Unten ist voll. Und weil ich heute grad keinen Bock habe auf solche vollen Gespräche über die Lage der Nation, über Wahlen («die Österreicher, die machens halt schlechter») und den erlahmenden Wintertourismus («die Österreicher, die machens halt besser») ziehe ich mich ins Fumoir zurück. Das Fumoir bei den Eidgenossen ist das letzte Refugium in dieser plappernden Welt. Eine Oase für Herz, Kopf und Lunge. Den Billardtisch bespielt man konzentriert und also meist schweigend, die Jukebox an der Wand tut das übrige: übertönt Witz und Geistesblitz der Leute mit Hitz und Shitz von gestern und heute. Ich werfe eine Handvoll Münzen ein und streife durch die Auswahl. Bei «Campari Soda» von Taxi bleibe ich hängen und kehre zurück an mein Tischchen, wo mein Kaffee vor sich hinfriert. Der Ventilator summt leise.

Mitten im Saxophonsolo öffnet sich die Tür und einer setzt sich hin, ein schmächtiger Typ mit fädigem Haar. Aus blödem Reflex fingere ich in meiner Hosentasche etwas Kleingeld zusammen. Er zwinkert mir durch den Raum zu, ich starre leer zurück. Ein paar Minuten lang geht das so. Und als er immer noch zu zwinkern scheint, merke ich, dass es Thom Yorke sein muss, winke ihn zu mir herüber – Zeit für ein kleines Interview, Brudi, das packst du, ist ja nur einer der besten lebenden Songschreiber und nicht zu sehr aufs Auge starren.

Soll ich den Stecker der Jukebox ziehen? Ist immer so laut, das tötet ja jedes Gespräch …

Auf keinen Fall – I love this song! Weisst du, als ich meinen ersten Hit schrieb, habe ich dieses Lied zwanzigmal am Tag gehört. Es gibt sogar Leute, die behaupten, dass man das höre. Grosser Unfug natürlich, ein wahrer Künstler schöpft zunächst aus sich selbst. But I definitively love this Song. Und sowieso bin ich obsessed mit Musik aus der Schweiz.

Du hörst Schweizer Musik?

Eigentlich nur. Kennst du Gölä?

G …?

Kleiner Scherz, just joking, mate. Aber es gibt wirklich viel verdammt gute Künstler hier bei euch. In England und Amerika wollen eigentlich alle nur klingen wie Radiohead, but this is obviously not gonna work. Aber ihr habt eben nur ein shitty radio (SRF3, Behauptung der Red.), so you are using your own heads – get it?

Joa. Weil wir die gute internationale Popmusik nicht kennen (Radio zum Glück!), machen wir halt eigene.

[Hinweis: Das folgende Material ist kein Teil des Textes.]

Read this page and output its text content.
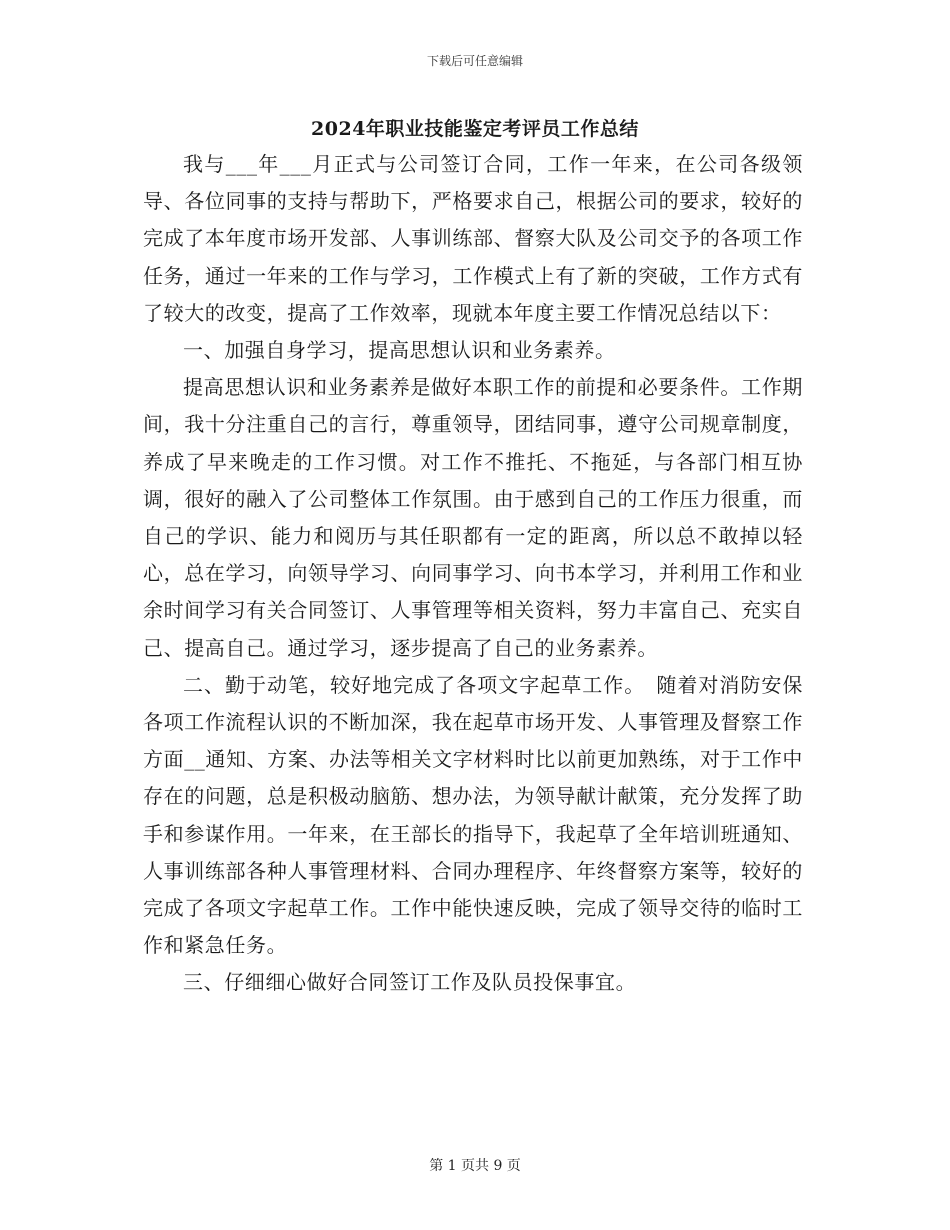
下载后可任意编辑
2024年职业技能鉴定考评员工作总结

我与___年___月正式与公司签订合同，工作一年来，在公司各级领导、各位同事的支持与帮助下，严格要求自己，根据公司的要求，较好的完成了本年度市场开发部、人事训练部、督察大队及公司交予的各项工作任务，通过一年来的工作与学习，工作模式上有了新的突破，工作方式有了较大的改变，提高了工作效率，现就本年度主要工作情况总结以下：

一、加强自身学习，提高思想认识和业务素养。

提高思想认识和业务素养是做好本职工作的前提和必要条件。工作期间，我十分注重自己的言行，尊重领导，团结同事，遵守公司规章制度，养成了早来晚走的工作习惯。对工作不推托、不拖延，与各部门相互协调，很好的融入了公司整体工作氛围。由于感到自己的工作压力很重，而自己的学识、能力和阅历与其任职都有一定的距离，所以总不敢掉以轻心，总在学习，向领导学习、向同事学习、向书本学习，并利用工作和业余时间学习有关合同签订、人事管理等相关资料，努力丰富自己、充实自己、提高自己。通过学习，逐步提高了自己的业务素养。

二、勤于动笔，较好地完成了各项文字起草工作。　随着对消防安保各项工作流程认识的不断加深，我在起草市场开发、人事管理及督察工作方面__通知、方案、办法等相关文字材料时比以前更加熟练，对于工作中存在的问题，总是积极动脑筋、想办法，为领导献计献策，充分发挥了助手和参谋作用。一年来，在王部长的指导下，我起草了全年培训班通知、人事训练部各种人事管理材料、合同办理程序、年终督察方案等，较好的完成了各项文字起草工作。工作中能快速反映，完成了领导交待的临时工作和紧急任务。

三、仔细细心做好合同签订工作及队员投保事宜。

第 1 页共 9 页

Aber die Isländer, Österreicher, Schweden, die machen Pop aus Kleinstaaten im Grossformat. Aber wir?

Ach, weiss du was: die Isländer haben ja wohl vor allem Björk, die geht mir auf den Sack. Aus Österreich ists mir immer ein bisschen zu funky und die Schweden leiden am «ABBA-Gen». Sooner or later klingt jeder Song nach ABBA, spätestens im Refrain wollen die nen Gassenhauer schreiben, aber das haut nicht hin. Nein, trust me, to swiss pop music belongs the future.

Wenn du meinst. Dann mach mal ne kleine Thom Yorke’s Finest-Playlist für einen Tag, damit sich unsere Leserschaft was darunter vorstellen kann.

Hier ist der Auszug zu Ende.